Met Maarten Baas in het Groninger Museum
Straatpoëzie in Coevorden

Oet tied - Jan Jansz. de Stomme

Oet Tied
Afgelopen week deelde directeur Andreas Blühm van het Groninger Museum tijdens een bijeenkomst een boekje uit getiteld Grunnegs Museum. In de uitgave, samengesteld door conservator Egge Knol en streektaalman Henk Scholte, staan zo'n honderd afbeeldingen van voorwerpen uit de collectie van het Groninger Museum met daarnaast, en daar gaat het om, vijf woorden die naar het voorwerp verwijzen.

Het meest prominent afgedrukte woord is steeds in het Gronings. De Nederlandse, Engelse, Duitse en Franse vertalingen worden bescheidener gepresenteerd. "Het is bedoeld om te laten zie wie we zijn en waar we vandaan komen", verklaarde Blühm die in een moeite door van een taaloefening sprak. Hij was trots op het boekje, dacht ik te zien.
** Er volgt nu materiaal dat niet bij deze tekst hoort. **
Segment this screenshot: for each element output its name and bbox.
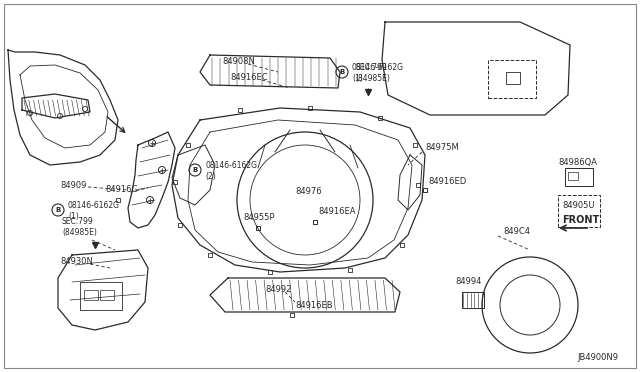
Bar — [565, 168, 593, 186]
Text: (84985E): (84985E) — [62, 228, 97, 237]
Text: 84992: 84992 — [265, 285, 291, 295]
Text: FRONT: FRONT — [562, 215, 599, 225]
Text: 84976: 84976 — [295, 187, 322, 196]
Text: 84909: 84909 — [60, 180, 86, 189]
Bar — [462, 292, 484, 308]
Text: 84905U: 84905U — [562, 201, 595, 209]
Text: 08146-6162G: 08146-6162G — [352, 64, 404, 73]
Text: SEC.799: SEC.799 — [62, 218, 93, 227]
Text: 84916C: 84916C — [105, 186, 138, 195]
Text: 849C4: 849C4 — [503, 228, 530, 237]
Bar — [568, 172, 578, 180]
Text: B: B — [56, 207, 61, 213]
Text: 84916EA: 84916EA — [318, 208, 355, 217]
Text: (1): (1) — [68, 212, 79, 221]
Text: B: B — [339, 69, 344, 75]
Bar — [488, 60, 536, 98]
Text: 84994: 84994 — [455, 278, 481, 286]
Text: 08146-6162G: 08146-6162G — [205, 161, 257, 170]
Text: (84985E): (84985E) — [355, 74, 390, 83]
Text: 84955P: 84955P — [243, 214, 275, 222]
Text: 84986QA: 84986QA — [558, 157, 597, 167]
Text: 84908N: 84908N — [222, 58, 255, 67]
Bar — [506, 72, 520, 84]
Bar — [100, 290, 114, 300]
Text: 84916ED: 84916ED — [428, 177, 467, 186]
Text: 08146-6162G: 08146-6162G — [68, 202, 120, 211]
Text: 84975M: 84975M — [425, 144, 459, 153]
Text: B: B — [193, 167, 198, 173]
Text: 84916EC: 84916EC — [230, 74, 268, 83]
Text: 84930N: 84930N — [60, 257, 93, 266]
Text: (1): (1) — [352, 74, 363, 83]
Text: SEC.799: SEC.799 — [355, 64, 387, 73]
Text: (2): (2) — [205, 171, 216, 180]
Bar — [80, 282, 122, 310]
Bar — [84, 290, 98, 300]
Text: 84916EB: 84916EB — [295, 301, 333, 310]
Bar — [558, 195, 600, 227]
Text: JB4900N9: JB4900N9 — [577, 353, 618, 362]
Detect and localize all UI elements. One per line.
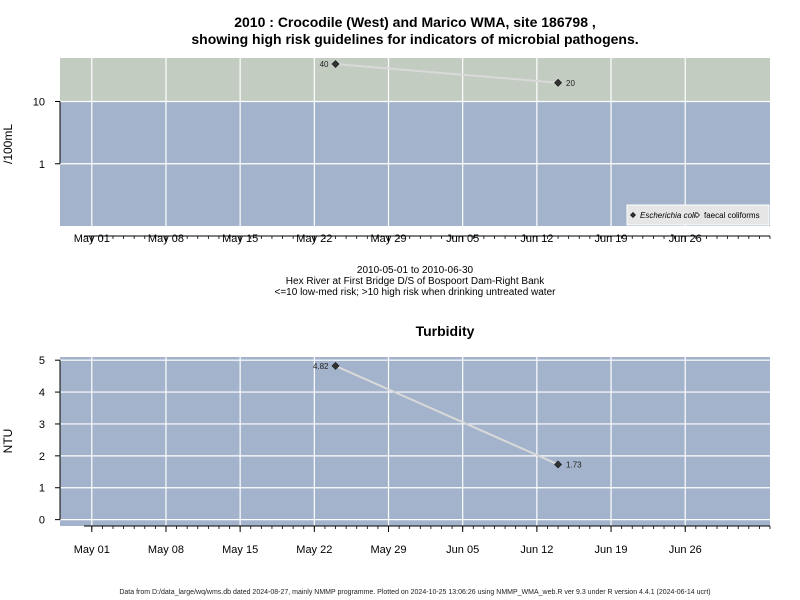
data-label: 20 <box>566 79 575 88</box>
x-tick-label: Jun 12 <box>520 233 553 245</box>
y-tick-label: 4 <box>39 387 45 399</box>
high-risk-band <box>60 58 770 102</box>
x-tick-label: May 29 <box>370 544 406 556</box>
x-tick-label: Jun 26 <box>669 544 702 556</box>
x-tick-label: Jun 26 <box>669 233 702 245</box>
x-tick-label: May 22 <box>296 233 332 245</box>
data-label: 40 <box>320 60 329 69</box>
legend-marker <box>694 212 700 218</box>
y-tick-label: 5 <box>39 355 45 367</box>
x-tick-label: May 22 <box>296 544 332 556</box>
y-tick-label: 3 <box>39 419 45 431</box>
legend-marker <box>630 212 636 218</box>
site-name: Hex River at First Bridge D/S of Bospoor… <box>285 276 545 287</box>
data-label: 4.82 <box>313 362 329 371</box>
data-point <box>554 460 562 469</box>
y-tick-label: 0 <box>39 515 45 527</box>
x-tick-label: Jun 05 <box>446 544 479 556</box>
x-tick-label: May 15 <box>222 233 258 245</box>
x-tick-label: May 15 <box>222 544 258 556</box>
risk-note: <=10 low-med risk; >10 high risk when dr… <box>274 287 556 298</box>
y-axis-label: NTU <box>1 429 15 454</box>
data-label: 1.73 <box>566 460 582 469</box>
legend-label: faecal coliforms <box>704 211 760 220</box>
series-line <box>335 63 559 84</box>
series-line <box>335 365 559 466</box>
y-axis-label: /100mL <box>1 124 15 164</box>
x-tick-label: Jun 12 <box>520 544 553 556</box>
legend-box <box>626 204 770 226</box>
footer-note: Data from D:/data_large/wq/wms.db dated … <box>119 589 711 596</box>
x-tick-label: May 01 <box>74 233 110 245</box>
chart-title-line1: 2010 : Crocodile (West) and Marico WMA, … <box>234 14 596 30</box>
y-tick-label: 1 <box>39 483 45 495</box>
chart-title-line2: showing high risk guidelines for indicat… <box>191 31 639 47</box>
y-tick-label: 10 <box>33 97 45 109</box>
chart-title: Turbidity <box>416 323 475 339</box>
date-range: 2010-05-01 to 2010-06-30 <box>356 265 474 276</box>
x-tick-label: Jun 19 <box>595 233 628 245</box>
data-point <box>554 78 562 87</box>
legend-label: Escherichia coli <box>640 211 696 220</box>
x-tick-label: May 08 <box>148 544 184 556</box>
y-tick-label: 2 <box>39 451 45 463</box>
data-point <box>331 60 340 68</box>
plot-background <box>60 357 770 526</box>
x-tick-label: Jun 19 <box>595 544 628 556</box>
x-tick-label: Jun 05 <box>446 233 479 245</box>
x-tick-label: May 29 <box>370 233 406 245</box>
y-tick-label: 1 <box>39 159 45 171</box>
data-point <box>331 362 340 370</box>
x-tick-label: May 08 <box>148 233 184 245</box>
x-tick-label: May 01 <box>74 544 110 556</box>
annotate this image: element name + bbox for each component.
Misschien ook omdat hij zelf naar Keuls voorbeeld het idee had aangereikt en de Duitse woorden had mogen aanleveren.

Later op de dag schreef ik een klein stukje over Grunnegs Museum voor de website en de papieren uitvoering van Dagblad van het Noorden. Dat ging tussen de bedrijven door, er moest meer gedaan die dag. Blühm presenteerde ook zijn jaarprogramma en er kon nog een tentoonstelling worden bekeken. Denkend dat stukjes zo snel mogelijk in publiciteit moeten worden gebracht, gunde ik mezelf geen de tijd het boekje nader te bestuderen.

Gisteravond ging ik er voor zitten. Bij de de letter 'T' - Grunnegs Museum volgt het alfabet – trof ik een afbeelding van een schilderijtje gemaakt door de in Franeker geboren, maar in Groningen overleden Jan Jansz. de Stomme (1615 – ca 1657). Het paneeltje zit sinds 1899 in de museumcollectie. Ik had het nooit eerder gezien. Nu viel het oog er op dankzij de keuze van Egge Knol, de vormgeving van Rudo Menge en Henk Scholte die het inspireerde tot de uitdrukking 'Oet tied'.